Chiropractors believe the body is self regulating and are looking for what causes the problem.  Philosophically, most patients want their problem cured at a reasonable cost.  Without insurance, the only providers most people can afford to visit is either their chiropractor or their primary doctor.  Most medical specialists are highly priced, as well as the facilities they work in.   Visiting your primary doctor first for a musculoskeletal problem is likely to end up with either a referral to an expensive medical specialists who has surgical training, a therapist who will work the part that is painful or sometimes to a chiropractor.   The  good news is, the chiropractor often can resolve many musculoskeletal complaints in just a few visits, without drugs, referrals or surgery.

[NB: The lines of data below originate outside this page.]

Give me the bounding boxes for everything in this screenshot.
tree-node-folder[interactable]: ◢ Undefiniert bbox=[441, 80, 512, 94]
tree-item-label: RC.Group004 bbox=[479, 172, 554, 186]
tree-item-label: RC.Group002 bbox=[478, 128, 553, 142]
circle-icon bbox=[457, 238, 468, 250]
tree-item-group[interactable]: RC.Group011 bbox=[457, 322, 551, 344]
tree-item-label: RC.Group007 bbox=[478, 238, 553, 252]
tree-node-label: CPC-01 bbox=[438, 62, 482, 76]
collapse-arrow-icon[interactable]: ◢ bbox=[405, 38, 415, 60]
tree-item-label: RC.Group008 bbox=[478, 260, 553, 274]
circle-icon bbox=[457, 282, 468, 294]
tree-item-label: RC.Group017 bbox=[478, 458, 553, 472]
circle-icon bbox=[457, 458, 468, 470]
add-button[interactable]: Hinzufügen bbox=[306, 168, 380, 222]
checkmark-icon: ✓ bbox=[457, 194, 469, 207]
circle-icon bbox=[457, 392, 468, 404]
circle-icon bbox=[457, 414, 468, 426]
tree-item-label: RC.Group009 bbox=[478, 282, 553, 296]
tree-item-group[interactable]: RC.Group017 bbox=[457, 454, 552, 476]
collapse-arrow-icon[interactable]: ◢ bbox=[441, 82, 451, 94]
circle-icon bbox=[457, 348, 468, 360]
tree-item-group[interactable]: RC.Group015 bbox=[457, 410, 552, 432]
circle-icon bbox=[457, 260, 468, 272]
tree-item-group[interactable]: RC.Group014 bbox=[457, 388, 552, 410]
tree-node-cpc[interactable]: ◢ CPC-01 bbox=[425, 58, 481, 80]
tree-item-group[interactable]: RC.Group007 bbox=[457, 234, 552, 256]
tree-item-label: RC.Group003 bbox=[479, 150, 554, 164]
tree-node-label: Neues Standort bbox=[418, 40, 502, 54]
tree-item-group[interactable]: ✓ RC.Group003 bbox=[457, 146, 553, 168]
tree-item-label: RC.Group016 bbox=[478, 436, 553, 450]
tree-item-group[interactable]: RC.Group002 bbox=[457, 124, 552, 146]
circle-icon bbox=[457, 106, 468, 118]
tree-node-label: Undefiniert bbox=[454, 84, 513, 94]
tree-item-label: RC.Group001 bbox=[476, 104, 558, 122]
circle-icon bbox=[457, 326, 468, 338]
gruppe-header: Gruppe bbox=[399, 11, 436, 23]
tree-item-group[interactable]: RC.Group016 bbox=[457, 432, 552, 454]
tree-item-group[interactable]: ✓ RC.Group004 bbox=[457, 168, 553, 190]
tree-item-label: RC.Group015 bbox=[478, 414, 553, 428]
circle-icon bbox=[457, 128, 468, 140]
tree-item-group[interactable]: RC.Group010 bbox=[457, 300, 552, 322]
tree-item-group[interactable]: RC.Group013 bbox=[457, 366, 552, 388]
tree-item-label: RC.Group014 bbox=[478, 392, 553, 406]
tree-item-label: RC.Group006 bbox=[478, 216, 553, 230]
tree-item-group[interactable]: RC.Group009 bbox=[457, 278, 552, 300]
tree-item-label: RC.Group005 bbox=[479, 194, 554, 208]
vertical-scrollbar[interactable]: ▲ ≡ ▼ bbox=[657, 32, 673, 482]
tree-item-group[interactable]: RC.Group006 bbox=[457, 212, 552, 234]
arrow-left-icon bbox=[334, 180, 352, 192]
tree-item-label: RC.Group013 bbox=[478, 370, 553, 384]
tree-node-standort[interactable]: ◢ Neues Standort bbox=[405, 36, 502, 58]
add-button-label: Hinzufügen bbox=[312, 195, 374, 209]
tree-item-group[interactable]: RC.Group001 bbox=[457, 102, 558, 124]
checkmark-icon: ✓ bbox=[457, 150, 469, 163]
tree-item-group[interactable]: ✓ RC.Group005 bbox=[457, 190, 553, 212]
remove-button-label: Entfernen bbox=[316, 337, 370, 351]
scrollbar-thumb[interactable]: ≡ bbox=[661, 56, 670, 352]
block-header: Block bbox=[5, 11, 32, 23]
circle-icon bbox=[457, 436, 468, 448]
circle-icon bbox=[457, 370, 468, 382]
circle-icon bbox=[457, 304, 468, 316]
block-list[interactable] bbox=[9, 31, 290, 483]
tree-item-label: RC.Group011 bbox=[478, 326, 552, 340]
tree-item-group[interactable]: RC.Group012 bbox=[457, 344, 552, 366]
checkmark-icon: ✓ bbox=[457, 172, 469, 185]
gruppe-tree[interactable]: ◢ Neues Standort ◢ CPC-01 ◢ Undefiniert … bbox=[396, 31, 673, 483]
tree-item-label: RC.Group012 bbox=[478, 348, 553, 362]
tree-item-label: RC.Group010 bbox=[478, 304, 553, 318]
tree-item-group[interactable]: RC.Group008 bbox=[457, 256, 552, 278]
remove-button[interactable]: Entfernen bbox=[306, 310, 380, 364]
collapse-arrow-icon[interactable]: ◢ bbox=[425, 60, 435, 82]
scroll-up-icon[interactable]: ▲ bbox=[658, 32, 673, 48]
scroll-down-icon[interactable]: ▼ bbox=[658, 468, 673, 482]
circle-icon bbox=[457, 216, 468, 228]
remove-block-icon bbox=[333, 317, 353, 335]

Chiropractic should be your first choice for painful conditions such as neck pain, back pain, sciatic pain, disc problems, hip pain, knee pain, arm pain and even rotator cuff problems.   Their holistic drug free cost effective approach is supported by science, and the profession has the highest patient satisfaction in the industry.  As a healthcare consumer, who you choose can determine your experience with the diagnosis and treatment of an injury or a chronic pain problem.   While it may require a few visits, in the long term, your body will thank you.